On the opposite coast, SoCal Citygate bidweek prices tumbled $1.095 to average $3.835, while SoCal Border Average gave up 25.5 cents to $2.465.
In late September, Southern California Gas (SoCalGas) announced that it was approaching maximum inventories and would stop allowing injection nominations on its system at the start of October.
As of late September, SoCalGas inventories sat at just under 81 Bcf, the highest level since the 2015 leak at the Aliso Canyon storage field and just shy of current working maximum inventories, according to Genscape analyst Joe Bernardi.
“The current maximum has been achieved in large part due to the increased working capacity at Aliso Canyon that took effect this past July,” Bernardi said. “In addition, decreased demand has contributed to increased injections as the region has experienced a milder September month-to-date than in recent years.
“Demand has averaged 2.08 Bcf/d month-to-date in September 2018, compared to 2.39 Bcf/d last year and 2.48 Bcf/d across the past three years. Meanwhile, average injections are within 5 MMcf/d of last September’s average. The lack of September heat has also allowed prices to remain less volatile” at SoCal Citygate than they’ve been in recent months.
The restriction on injections in Southern California is bearish for West Texas producers and may have contributed to record-low spot prices at Waha in September, according to RBN Energy LLC analyst Jason Ferguson.

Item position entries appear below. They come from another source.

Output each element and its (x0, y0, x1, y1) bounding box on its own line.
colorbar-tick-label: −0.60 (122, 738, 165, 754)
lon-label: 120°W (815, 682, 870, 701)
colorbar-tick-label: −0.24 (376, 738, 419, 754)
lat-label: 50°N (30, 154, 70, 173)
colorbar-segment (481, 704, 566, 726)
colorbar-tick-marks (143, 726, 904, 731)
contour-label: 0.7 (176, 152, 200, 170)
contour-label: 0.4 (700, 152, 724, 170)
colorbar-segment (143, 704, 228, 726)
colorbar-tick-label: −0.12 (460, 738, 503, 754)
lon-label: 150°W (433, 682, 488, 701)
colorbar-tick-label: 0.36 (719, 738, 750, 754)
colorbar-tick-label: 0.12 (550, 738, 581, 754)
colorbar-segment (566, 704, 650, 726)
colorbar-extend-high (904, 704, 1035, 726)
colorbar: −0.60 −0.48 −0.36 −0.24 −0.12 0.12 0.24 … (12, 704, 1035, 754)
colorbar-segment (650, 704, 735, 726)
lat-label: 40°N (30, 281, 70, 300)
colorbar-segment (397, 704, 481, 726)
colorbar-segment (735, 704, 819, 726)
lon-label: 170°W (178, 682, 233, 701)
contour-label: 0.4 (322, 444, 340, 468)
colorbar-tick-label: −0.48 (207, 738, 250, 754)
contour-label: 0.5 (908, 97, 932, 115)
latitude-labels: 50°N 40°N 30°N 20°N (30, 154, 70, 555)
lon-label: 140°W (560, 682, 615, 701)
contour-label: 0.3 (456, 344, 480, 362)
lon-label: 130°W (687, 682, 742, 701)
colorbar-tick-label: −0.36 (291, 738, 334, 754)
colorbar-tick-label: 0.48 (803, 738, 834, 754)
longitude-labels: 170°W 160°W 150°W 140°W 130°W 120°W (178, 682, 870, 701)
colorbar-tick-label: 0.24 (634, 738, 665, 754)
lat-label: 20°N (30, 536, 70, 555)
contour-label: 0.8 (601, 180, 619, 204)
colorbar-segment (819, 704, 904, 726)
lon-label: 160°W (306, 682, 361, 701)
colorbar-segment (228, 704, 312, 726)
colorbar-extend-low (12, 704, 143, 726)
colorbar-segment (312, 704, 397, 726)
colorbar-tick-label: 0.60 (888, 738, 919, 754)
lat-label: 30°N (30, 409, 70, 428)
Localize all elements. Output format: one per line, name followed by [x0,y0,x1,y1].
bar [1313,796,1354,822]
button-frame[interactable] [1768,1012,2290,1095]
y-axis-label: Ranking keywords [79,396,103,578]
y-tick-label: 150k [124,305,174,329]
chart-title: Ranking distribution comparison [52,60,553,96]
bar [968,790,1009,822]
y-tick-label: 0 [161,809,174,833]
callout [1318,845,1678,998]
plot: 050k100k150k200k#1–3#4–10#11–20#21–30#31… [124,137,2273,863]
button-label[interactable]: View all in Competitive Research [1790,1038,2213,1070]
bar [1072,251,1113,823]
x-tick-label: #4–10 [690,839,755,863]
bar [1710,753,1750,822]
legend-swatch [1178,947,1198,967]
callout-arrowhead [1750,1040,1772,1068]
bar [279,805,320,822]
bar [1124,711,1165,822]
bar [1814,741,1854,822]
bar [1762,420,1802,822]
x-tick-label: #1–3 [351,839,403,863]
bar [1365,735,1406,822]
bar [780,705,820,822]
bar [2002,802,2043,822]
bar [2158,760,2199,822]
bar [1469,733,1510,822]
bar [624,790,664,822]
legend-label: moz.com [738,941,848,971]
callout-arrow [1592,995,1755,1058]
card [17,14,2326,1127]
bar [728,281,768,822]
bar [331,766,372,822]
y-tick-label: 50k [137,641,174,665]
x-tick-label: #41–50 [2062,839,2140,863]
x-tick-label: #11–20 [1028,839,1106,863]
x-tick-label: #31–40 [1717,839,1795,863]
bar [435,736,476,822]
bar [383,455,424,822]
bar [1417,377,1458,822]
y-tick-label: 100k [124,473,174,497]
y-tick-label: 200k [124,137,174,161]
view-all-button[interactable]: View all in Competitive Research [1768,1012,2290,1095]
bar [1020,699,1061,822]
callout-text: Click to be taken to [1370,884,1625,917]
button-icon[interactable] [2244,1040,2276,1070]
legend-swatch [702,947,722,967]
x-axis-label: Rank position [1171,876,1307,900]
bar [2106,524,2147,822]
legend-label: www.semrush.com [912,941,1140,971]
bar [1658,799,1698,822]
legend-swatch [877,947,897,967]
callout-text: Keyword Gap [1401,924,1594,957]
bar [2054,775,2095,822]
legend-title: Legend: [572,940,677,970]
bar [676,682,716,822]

“Despite every major artery running near capacity this summer, Permian prices had so far managed to avoid falling below the dreaded $1.00/MMBtu threshold, a precipice that historically defines a gas producing region as definitively oversupplied. That all changed” last month “as word came in that Southern California Gas Co. (SoCalGas), one of the largest recipients of Permian gas, has nearly filled its gas storage caverns and will soon need far less gas hitting its borders.”
In October bidweek action, West Texas locations managed to finish above the $1.000/MMBtu mark, but not by a lot. Waha averaged $1.200, down 9 cents m/m.
Meanwhile, bidweek prices strengthened in Western Canada, another recently constrained producing region, as storage in the region remains below average ahead of the start of winter heating. Analysts with Tudor, Pickering, Holt & Co. (TPH) in late September pegged Western Canada storage at 11% below the five-year average, in contrast to Dawn inventories running about 3% above five-year levels.
“We expect maintenance for nearly all of the remaining injection days, but the tightness in the market should really begin to materialize once we hit November and begin to draw on storage,” the TPH analysts said.
NOVA/AECO C surged C53.5 cents to C$1.445/GJ in October bidweek.